Community slaughter chute

Our principal shared with all of us a news article that didn’t make the day’s morning editions. We collectively knew the content, but not the student. Another former student was killed by gun violence. He still hadn’t reached the age where he could legally purchase a beer.

While I disdain slogans such as it takes a village, the underlying message is worth considering.

As I wrote earlier, I’ve now lost count of the number of students from our small alternative program who’ve been murdered by means of guns. What I haven’t lost sight of is how many people were involved in channeling these dead students into the slaughter chute.

By the time these young people reached the hours before their deaths, they undoubtedly made their own bad choices. For most people who never knew them, that’s where all introspection begins and ends. We who teach these kids can’t make that deliberate choice to ignore the nuance of murder.

I’m reminded of how crowds in both the North and South would cluster around the postings of Civil War casualties hoping their loved one’s name wasn’t listed. We teachers in inner-city schools instinctively go through a similarly morbid habit each day as we scan crime stories on the various, local news sites. Our humanity isn’t lessened when we feel a fleeting moment of relief when the article or news clip reveals the perpetrators and victims to be strangers, someone else’s children.

It would be trite were I to detail the many factors that contribute to walls our students encounter that, for more than a very few, lead to the coroner’s slab. Here in Indianapolis, the once-thriving African American community, albeit one created in response to segregation, was systematically broken.

Universities wanted land, politicians wanted to curtail a growing minority voice in city government, and developers saw opportunity within urban renewal. Once the poor, mostly black residents had been scattered, red-line zoning and a still-herald scheme to combine city-county government – but not schools – temporarily eliminated minority voices within that new structure while creating what amounted to a ghetto-system of public education.

Our dead youth all reached that last reality in which one awful choice immediately caused a violent end.  We teachers can’t look away from how little choice our dead had during their short lives. For everyone else, though, the choice to ignore, the freedom to explain away shared culpability is blithely embraced.

A Matter of Accountability

Alternative education programs all hold students accountable for learning, but who holds to account those adults and institutions who, to varying degrees, failed the student?

We practitioners in the field of helping at-risk learners succeed have to accept that one of our many hats is that of the advocate. However uncomfortable the role and however sensitive the topic, we have to spell out to policymakers why alternative ed programs cannot be allowed to become dumping grounds for hard-to-reach, hard-to-teach students. Where do we begin to assert influence on the process that leads to placement in an alternative program?

The Tough Talk

Alternative programs are, by their very nature, dependent upon those schools from which come our students. No students, no justification for the program is a common, though shortsighted view held by some policymakers with oversight of regular education schools as well as at-risk programs.
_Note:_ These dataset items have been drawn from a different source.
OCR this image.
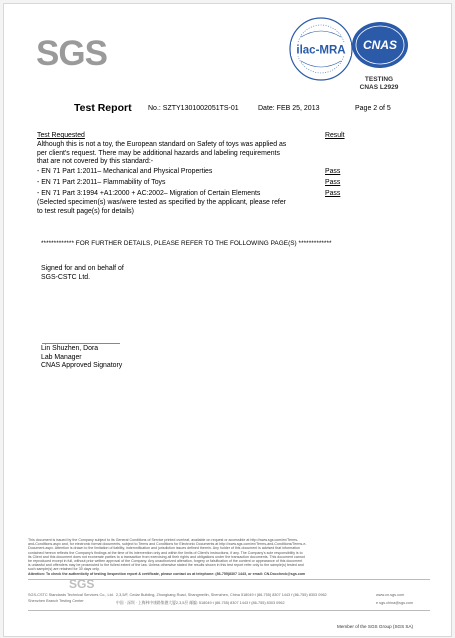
SGS	ilac-MRA CNAS
TESTING
CNAS L2929
Test Report No.: SZTY1301002051TS-01	Date: FEB 25, 2013	Page 2 of 5
Test Requested	Result
Although this is not a toy, the European standard on Safety of toys was applied as
per client's request. There may be additional hazards and labeling requirements
that are not covered by this standard:-
- EN 71 Part 1:2011– Mechanical and Physical Properties	Pass
- EN 71 Part 2:2011– Flammability of Toys	Pass
- EN 71 Part 3:1994 +A1:2000 + AC:2002– Migration of Certain Elements	Pass
(Selected specimen(s) was/were tested as specified by the applicant, please refer
to test result page(s) for details)
************* FOR FURTHER DETAILS, PLEASE REFER TO THE FOLLOWING PAGE(S) *************
Signed for and on behalf of
SGS-CSTC Ltd.
Lin Shuzhen, Dora
Lab Manager
CNAS Approved Signatory
This document is issued by the Company subject to its General Conditions of Service printed overleaf, available on request or accessible at http://www.sgs.com/en/Terms-
and-Conditions.aspx and, for electronic format documents, subject to Terms and Conditions for Electronic Documents at http://www.sgs.com/en/Terms-and-Conditions/Terms-e-
Document.aspx. Attention is drawn to the limitation of liability, indemnification and jurisdiction issues defined therein. Any holder of this document is advised that information
contained hereon reflects the Company's findings at the time of its intervention only and within the limits of Client's instructions, if any. The Company's sole responsibility is to
its Client and this document does not exonerate parties to a transaction from exercising all their rights and obligations under the transaction documents. This document cannot
be reproduced except in full, without prior written approval of the Company. Any unauthorized alteration, forgery or falsification of the content or appearance of this document
is unlawful and offenders may be prosecuted to the fullest extent of the law. Unless otherwise stated the results shown in this test report refer only to the sample(s) tested and
such sample(s) are retained for 30 days only.
Attention: To check the authenticity of testing /inspection report & certificate, please contact us at telephone: (86-755)8307 1443, or email: CN.Doccheck@sgs.com
SGS
SGS-CSTC Standards Technical Services Co., Ltd.
Shenzhen Branch Testing Center
2,3,5/F, Cedar Building, Zhongkang Road, Shangmeilin, Shenzhen, China 518049 t (86-755) 8307 1443 f (86-755) 8303 0962
中国 · 深圳 · 上梅林中康路集德大厦2,3,5层 邮编: 518049 t (86-755) 8307 1443 f (86-755) 8303 0962
www.cn.sgs.com
e sgs.china@sgs.com
Member of the SGS Group (SGS SA)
Hoping that these same policymakers seek out the input from alt-ed teachers and program directors, it’s our responsibility to help shape a process that ultimately serves the student we see enrolled in our programs. In practice, however, this involves conveying uncomfortable truths to, at times, those who’ve played a role in creating the cracks through which our students have fallen. Combining diplomacy and accountability can be accomplished through collaboration, specifically through the creation of a checklist to which all parties pledge their fidelity.

Intervention Comes Before Identification

One of, if not the first intervention an at-risk student receives should not be placement in an alternative education program. The possible exception may be the assignment in lieu of expulsion for a single behavioral incident of a serious nature. But even in such cases, it’s likely that responsible adults saw a lack of coping skills, or worse, unreported bullying of the student that contributed to the critical event.  Under any of these circumstances, it should be the responsibility of the student’s school of record to determine the likely underlying causes, however bad a light might be shone on that institution.

A record of attempted, good-faith interventions should always accompany any request for placement of a student into an alternative education program. Failure to have in place such interventions shouldn’t be an acceptable excuse for removing a student from his or her regular school. Neither should be a lack of adequate documentation about any attempt to correct a perceived shortcoming of a student.

Hand-in-hand with a record of interventions should be both up-to-date testing data, appropriate IEP of 504 Plan information and summaries of progress in obtaining written goals.

Giving Teeth to the Process

Too often, inappropriate identification and subsequent placement of a student into an alt ed program stem from a fatal flaw in any well-intended process. If the program director is not given an unequivocal, conditional veto over a placement recommendation, further corruption of the process is likely. By conditional, I’m speaking of rejecting a recommendation for failure to adequately document interventions or provide necessary evaluative data for the student.

Finally, in the case of a program rejection of a recommendation, time is of the essence in securing the documentation or reassigning the student to his or her original school. The most unavoidable failure adults can deliver to a student is to delay the continuation of learning because of neglect on the part of those charged with helping the student.